6. So… Much… Content!
Madness at Gardmore Abbey is intended for characters of level 6 to 8. There is more than enough adventure inside to be the entire focus of your campaign for these levels. You could use only the content inside and spend all of levels 6, 7, and 8 before you got through. An incredible amount of resources, encounters, NPCs, plot threads, and suggestions for smaller side adventures and quests are included. It is really more like a miniature campaign setting than a standard adventure.
Since my group only plays once a month, and is level 8, I’ve cherry picked the more challenging encounters and quests to use at my table. I’d estimate I’ve only used about one third of the content by doing so.

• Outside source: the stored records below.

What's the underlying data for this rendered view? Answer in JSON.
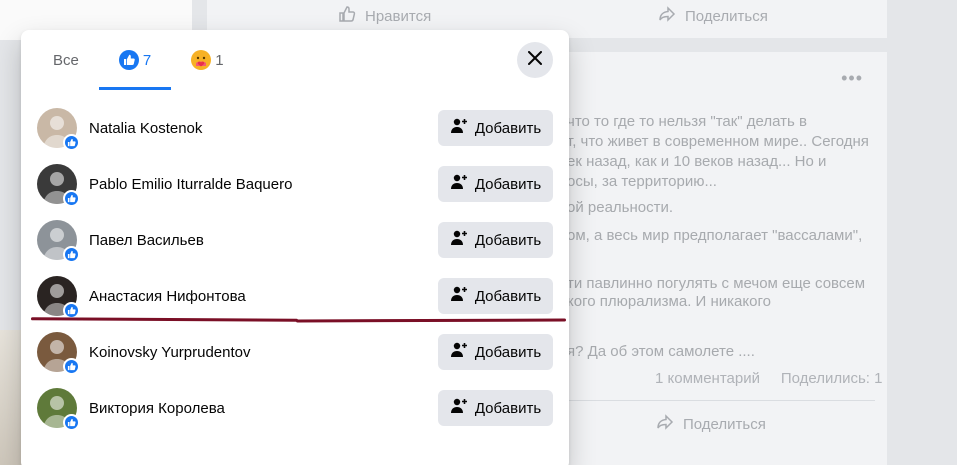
{
  "background": {
    "like_label": "Нравится",
    "share_label": "Поделиться",
    "post_lines": [
      "что то где то нельзя \"так\" делать в",
      "т, что живет в современном мире.. Сегодня",
      "ек назад, как и 10 веков назад... Но и",
      "осы, за территорию...",
      "ой реальности.",
      "ом, а весь мир предполагает \"вассалами\",",
      "",
      "ти павлинно погулять с мечом еще совсем",
      "кого плюрализма.  И никакого",
      "",
      "я? Да об этом самолете ...."
    ],
    "comments": "1 комментарий",
    "shares": "Поделились: 1",
    "share_label_2": "Поделиться"
  },
  "modal": {
    "tabs": [
      {
        "label": "Все",
        "icon": "none",
        "active": false
      },
      {
        "label": "7",
        "icon": "like-reaction-icon",
        "active": true
      },
      {
        "label": "1",
        "icon": "care-reaction-icon",
        "active": false
      }
    ],
    "people": [
      {
        "name": "Natalia Kostenok",
        "button": "Добавить",
        "avatar_color": "#c9b8a6"
      },
      {
        "name": "Pablo Emilio Iturralde Baquero",
        "button": "Добавить",
        "avatar_color": "#3a3a3a"
      },
      {
        "name": "Павел Васильев",
        "button": "Добавить",
        "avatar_color": "#8d9399"
      },
      {
        "name": "Анастасия Нифонтова",
        "button": "Добавить",
        "avatar_color": "#2a2422"
      },
      {
        "name": "Koinovsky Yurprudentov",
        "button": "Добавить",
        "avatar_color": "#7a5a3e"
      },
      {
        "name": "Виктория Королева",
        "button": "Добавить",
        "avatar_color": "#5f7a3a"
      }
    ]
  },
  "annotation_color": "#7a0f26"
}
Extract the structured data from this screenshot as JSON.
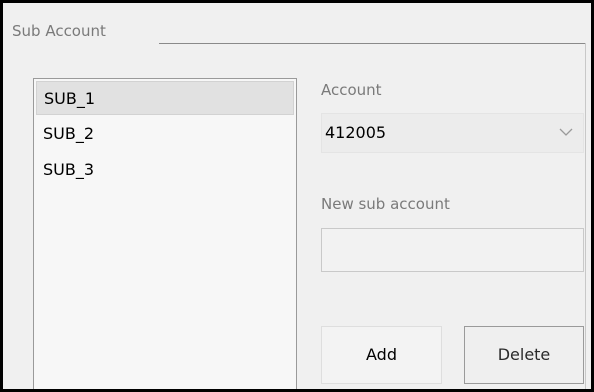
{
  "group": {
    "title": "Sub Account"
  },
  "sub_accounts": {
    "items": [
      {
        "label": "SUB_1",
        "selected": true
      },
      {
        "label": "SUB_2",
        "selected": false
      },
      {
        "label": "SUB_3",
        "selected": false
      }
    ]
  },
  "account": {
    "label": "Account",
    "value": "412005",
    "dropdown_icon": "chevron-down-icon"
  },
  "new_sub_account": {
    "label": "New sub account",
    "value": "",
    "placeholder": ""
  },
  "buttons": {
    "add_label": "Add",
    "delete_label": "Delete"
  },
  "colors": {
    "background": "#f0f0f0",
    "window_border": "#000000",
    "label_gray": "#7a7a7a",
    "selected_item": "#e1e1e1"
  }
}
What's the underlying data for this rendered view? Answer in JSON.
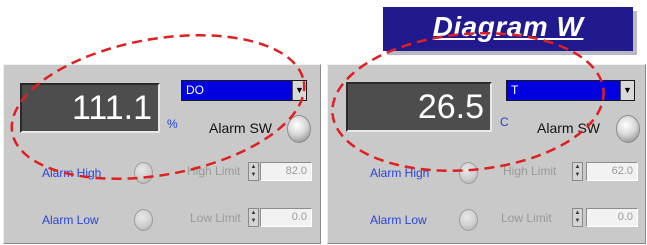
{
  "title": "Diagram W",
  "panels": {
    "left": {
      "value": "111.1",
      "unit": "%",
      "parameter": "DO",
      "alarm_sw_label": "Alarm SW",
      "alarm_high_label": "Alarm High",
      "alarm_low_label": "Alarm Low",
      "high_limit_label": "High Limit",
      "low_limit_label": "Low Limit",
      "high_limit_value": "82.0",
      "low_limit_value": "0.0"
    },
    "right": {
      "value": "26.5",
      "unit": "C",
      "parameter": "T",
      "alarm_sw_label": "Alarm SW",
      "alarm_high_label": "Alarm High",
      "alarm_low_label": "Alarm Low",
      "high_limit_label": "High Limit",
      "low_limit_label": "Low Limit",
      "high_limit_value": "62.0",
      "low_limit_value": "0.0"
    }
  },
  "colors": {
    "title_bg": "#211a8e",
    "panel_bg": "#c9c9c9",
    "display_bg": "#4d4d4d",
    "select_bg": "#0000e0",
    "label_blue": "#2a44d8",
    "annotation_red": "#e02020"
  },
  "icons": {
    "alarm_switch": "toggle-switch-icon",
    "alarm_led": "led-indicator-icon",
    "dropdown": "chevron-down-icon",
    "spinner": "up-down-arrows-icon"
  }
}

That leaves plenty of cool stuff available for the future. Madness at Gardmore Abbey is a treasure trove of interesting locations, characters, and challenges that can be swapped into nearly any campaign. Whether you use it all in a marathon adventure chain, or simply pick and choose, there is a wealth of useful material here.
As D&D Next is in active playtest, just over the horizon, support for 4th edition has fallen off dramatically. It’s a bit sad that Madness at Gardmore Abbey will likely be the final published 4E adventure. I’d love to have seen more like it, assuming the high quality of this module continued in further products. As it stands, Madness at Gardmore Abbey is the final pinnacle of adventure design in 4th edition, and I believe it deserves to be remembered as one of the greatest adventures in D&D’s rich history.